Она буквально сползает со стула и подбородком едва не касается крышки стола.
Но вот песня кончается (к огромному облегчению персонала), и я вижу, как пожилая дама из кабинки за спиной Кэмрин одобрительно мне аплодирует. Остальные, кажется, не обращают на это внимания, но, судя по лицу Кэмрин, они все прекрасно видели и всласть посмеялись над нами. Умора. А Кэмрин… Она такая красивая, когда смущается!
Ставлю локти на стол, складываю ладони.
— А что, неплохая песенка, как думаешь? — ухмыляюсь я.
Пальчиками вытирает слезы под глазами, точнее, не слезы, а тушь, которая течет вместе с ними. Надо же, не видит, а чувствует, что это именно так. Грудь ее еще несколько раз дергается от смеха и успокаивается.
— Я, конечно, чуть со стыда не сгорела, но почему-то стало легче.
Кэмрин скидывает кроссовки и поднимает босые ноги на сиденье.
Мы снова в пути, мчимся прямо и сворачиваем, следуя лишь указанию ее пальчика. Едем на восток.
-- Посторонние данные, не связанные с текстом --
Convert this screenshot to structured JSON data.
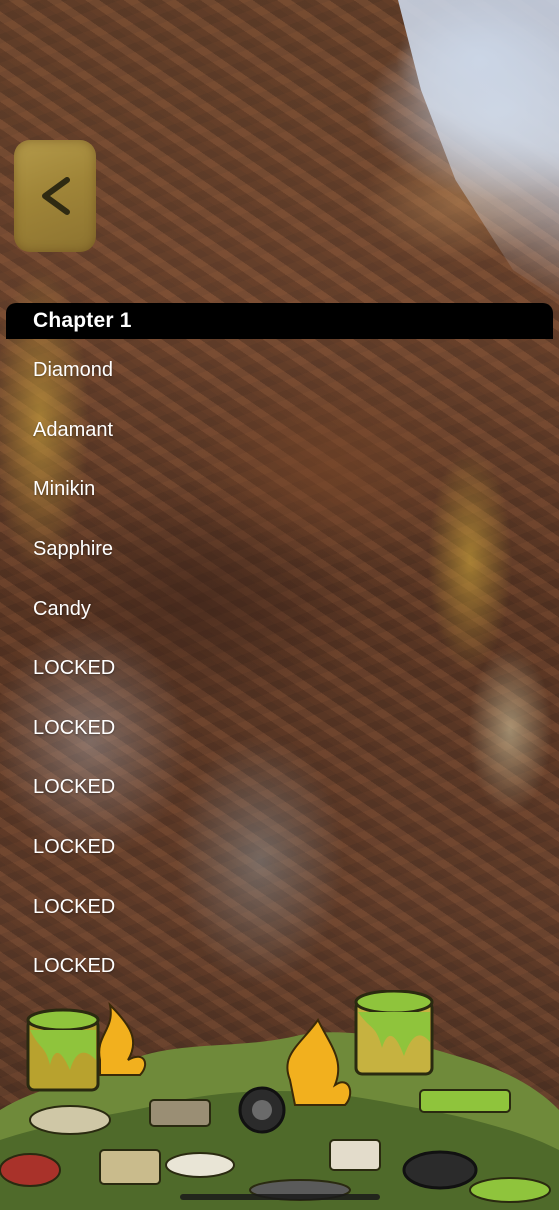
{
  "navigation": {
    "back_icon": "chevron-left-icon"
  },
  "chapter": {
    "title": "Chapter 1"
  },
  "levels": [
    {
      "label": "Diamond"
    },
    {
      "label": "Adamant"
    },
    {
      "label": "Minikin"
    },
    {
      "label": "Sapphire"
    },
    {
      "label": "Candy"
    },
    {
      "label": "LOCKED"
    },
    {
      "label": "LOCKED"
    },
    {
      "label": "LOCKED"
    },
    {
      "label": "LOCKED"
    },
    {
      "label": "LOCKED"
    },
    {
      "label": "LOCKED"
    }
  ],
  "colors": {
    "header_background": "#000000",
    "text": "#ffffff",
    "back_button": "#a08538",
    "back_chevron": "#2f2a12"
  }
}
Похоже, наш путь будет пролегать по южной части штата Миссури.
— Рад, что угодил тебе.
Включаю сидишник.
— Ой, не надо, — умильно просит она. — Опять поставишь что-нибудь из семидесятых.
— Это хорошая песня, — ухмыляюсь я, прибавляя громкость и постукивая по баранке большими пальцами.
— Да я уже слышала ее, — говорит Кэмрин, кладя голову поудобней на спинку. — «Wayward Son».
— Не совсем так. «Carry On Wayward Son» [12].
— Да какая разница. Мог бы и не поправлять. — Делает вид, что обиделась, но получается у нее плохо.
— А группа как называется? — устраиваю я экзамен.
Корчит мне рожу:
— Не знаю!
— «Канзас», — говорю я, с умным видом приподнимая бровь. — Моя любимая группа. Одна из.
— Ты про каждую группу это говоришь. — Поджимает губы и хлопает ресницами.
— Может быть, — уступаю я. — Но песни у «Канзас» очень душевные. «Прах на ветру», например. Не могу представить лучшей песни о смерти. Слушаешь, и умирать не страшно.
— Не страшно умирать? — спрашивает она; кажется, я ее не убедил.
— Ну да, не страшно. А что? Словно Стив Уолш — сам олицетворение смерти и говорит всем нам, что он не страшный, бояться нечего. Черт, если бы мне сказали, выбирай песню, под которую будешь умирать, для меня эта была бы первой в списке.
Похоже, она обескуражена.
— Мне она кажется жутковатой, даже кровь в жилах стынет.
— Ну, в общем-то, да, ты, пожалуй, права.
Сейчас она сидит лицом ко мне, обе ноги задрав на сиденье, коленки поджала, плечо и голова на спинке. На правом плече золотистая коса, которая придает ей такой милый вид.